Des fortifications de terre et de bois

Ces ouvrages sont réutilisés au haut Moyen Âge, mais de nouvelles forteresses sont aussi construites, en terre et en bois. Au début du IX e siècle, le chroniqueur franc Ernold Le Noir dépeint ainsi la résidence du roi breton Morvan lez Breizh : « Il est un lieu défendu par des retranchements, des fossés, des marécages, souvent empli de guerriers de toute sorte. Au-dedans de cette enceinte s'élève une belle demeure enveloppée dans les replis du fleuve ». Après l'an mille, les mottes féodales se généralisent. Il s'agit d'un dôme de terre, généralement artificiel, sur lequel est édifiée une tour de bois. L'ensemble peut être entouré d'un rempart de terre et de bois. L'une de ces mottes, à Dinan, est représentée sur la célèbre tapisserie de Bayeux, dans la partie présentant la guerre entre Guillaume le Conquérant au duc de Bretagne précédant la conquête de l'Angleterre. Les ducs de Bretagne possédaient plusieurs mottes, dont une, fort importante, édifiée en forêt de Beffou (22) où elle est toujours visible.

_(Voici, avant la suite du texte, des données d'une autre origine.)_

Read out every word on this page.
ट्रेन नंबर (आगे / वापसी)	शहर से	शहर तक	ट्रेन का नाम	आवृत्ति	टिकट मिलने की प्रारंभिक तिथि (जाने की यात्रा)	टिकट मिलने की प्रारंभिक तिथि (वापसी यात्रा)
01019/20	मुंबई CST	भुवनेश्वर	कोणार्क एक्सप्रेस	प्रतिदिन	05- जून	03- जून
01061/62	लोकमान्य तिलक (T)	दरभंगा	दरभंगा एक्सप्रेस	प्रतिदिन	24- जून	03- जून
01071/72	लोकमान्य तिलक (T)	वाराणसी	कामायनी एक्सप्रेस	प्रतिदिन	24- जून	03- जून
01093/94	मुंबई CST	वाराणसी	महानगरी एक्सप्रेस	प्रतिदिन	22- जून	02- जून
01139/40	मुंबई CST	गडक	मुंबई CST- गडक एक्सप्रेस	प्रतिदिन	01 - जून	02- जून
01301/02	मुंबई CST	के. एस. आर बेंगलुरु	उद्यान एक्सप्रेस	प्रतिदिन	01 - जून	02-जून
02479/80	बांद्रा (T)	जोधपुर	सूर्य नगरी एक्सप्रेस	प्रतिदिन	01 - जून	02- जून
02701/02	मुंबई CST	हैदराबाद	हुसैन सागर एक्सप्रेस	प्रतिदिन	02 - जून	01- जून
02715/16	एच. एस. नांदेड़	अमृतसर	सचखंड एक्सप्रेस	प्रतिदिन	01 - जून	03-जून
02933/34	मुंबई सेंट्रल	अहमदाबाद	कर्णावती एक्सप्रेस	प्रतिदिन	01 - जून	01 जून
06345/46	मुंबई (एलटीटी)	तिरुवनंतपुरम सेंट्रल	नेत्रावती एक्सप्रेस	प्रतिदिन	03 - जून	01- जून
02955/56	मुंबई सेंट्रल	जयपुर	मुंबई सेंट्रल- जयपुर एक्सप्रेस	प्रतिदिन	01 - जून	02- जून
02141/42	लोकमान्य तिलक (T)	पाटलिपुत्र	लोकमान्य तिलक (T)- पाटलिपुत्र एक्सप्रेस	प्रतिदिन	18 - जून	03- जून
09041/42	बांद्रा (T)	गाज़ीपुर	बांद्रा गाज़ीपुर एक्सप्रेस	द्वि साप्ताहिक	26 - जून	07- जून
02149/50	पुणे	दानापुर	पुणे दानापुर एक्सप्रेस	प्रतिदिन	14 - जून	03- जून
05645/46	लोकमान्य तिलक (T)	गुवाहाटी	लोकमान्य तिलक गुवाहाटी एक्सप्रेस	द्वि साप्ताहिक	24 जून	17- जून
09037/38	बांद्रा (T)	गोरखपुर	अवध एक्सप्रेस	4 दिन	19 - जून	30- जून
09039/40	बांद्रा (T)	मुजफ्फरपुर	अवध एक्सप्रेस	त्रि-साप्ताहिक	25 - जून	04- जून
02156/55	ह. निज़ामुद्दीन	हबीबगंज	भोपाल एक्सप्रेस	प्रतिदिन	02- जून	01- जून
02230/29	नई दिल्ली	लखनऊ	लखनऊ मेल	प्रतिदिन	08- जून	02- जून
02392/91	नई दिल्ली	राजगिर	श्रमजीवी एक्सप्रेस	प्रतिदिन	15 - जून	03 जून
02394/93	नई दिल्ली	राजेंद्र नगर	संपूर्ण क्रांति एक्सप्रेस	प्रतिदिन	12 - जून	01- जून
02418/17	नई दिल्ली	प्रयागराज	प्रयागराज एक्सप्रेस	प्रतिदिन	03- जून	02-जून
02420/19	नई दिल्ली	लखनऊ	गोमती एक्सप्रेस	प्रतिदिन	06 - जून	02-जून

Premiers châteaux forts de pierre

À partir du XII e siècle, la construction en pierre se développe, même s'il en reste peu de vestiges aujourd'hui. La fonction militaire de ces châteaux est bien entendue très importante. Ils permettent de contrôler les territoires alentours et de fixer les armées ennemies. Mais ils sont aussi des lieux de pouvoir et de résidence pour des ducs bretons qui ne cessent de se déplacer avec leur cour entre différents lieux. Les logis, avec les appartements du seigneur et de ses serviteurs, ne cessent de se développer en volume à partir du XIII e siècle. Ils gagnent aussi en ostentation. Au début du XIII e siècle, avec les ducs de Bretagne issus de la famille de Dreux, les forteresses ducales connaissent d'ailleurs un nouvel essor. Ainsi, Nantes et son château voient leurs fortifications améliorées. Au nord-est, Pierre de Dreux fait bâtir le puissant château et donjon de Saint-Aubin du Cormier pour surveiller la frontière avec la Mayenne et la Normandie. Dans la presqu'île de Rhuys, Pierre de Dreux acquiert aussi la châtellenie de Suscinio. Outre le climat privilégié de la presqu'île de Rhuys, les ducs de Bretagne ont en effet été séduits par les possibilités qu'offrait le lieu pour la chasse, l'un des loisirs principaux des grands féodaux de l'époque. L'actuel château est toujours entouré de marais et de forêts. Au Moyen Âge, un vaste mur de pierre entourait plusieurs enclos pour servir de réserve de gibier. C'est sans doute Pierre Mauclerc qui a acquis le château vers 1218. Ses successeurs l'ont agrandi et embelli. C'est à Jean III que l'on doit les magnifiques sols en carreaux de terre cuite, retrouvés lors de fouille en 1975 et qu'on peut désormais admirer dans les parties restaurées. Ravagé pendant la guerre de Succession, Suscinio devient ensuite l'une des résidences favorites des ducs de la maison de Monfort. Jean V entreprend la construction d'un deuxième logis. Puissante forteresse, le château est également un lieu de résidence et de plaisir, en témoigne l'importance des appartements ducaux, des salles de réception ou de cuisine. Une véritable cour princière évolue en effet autour des ducs de Bretagne et les hôtes sont logés au château.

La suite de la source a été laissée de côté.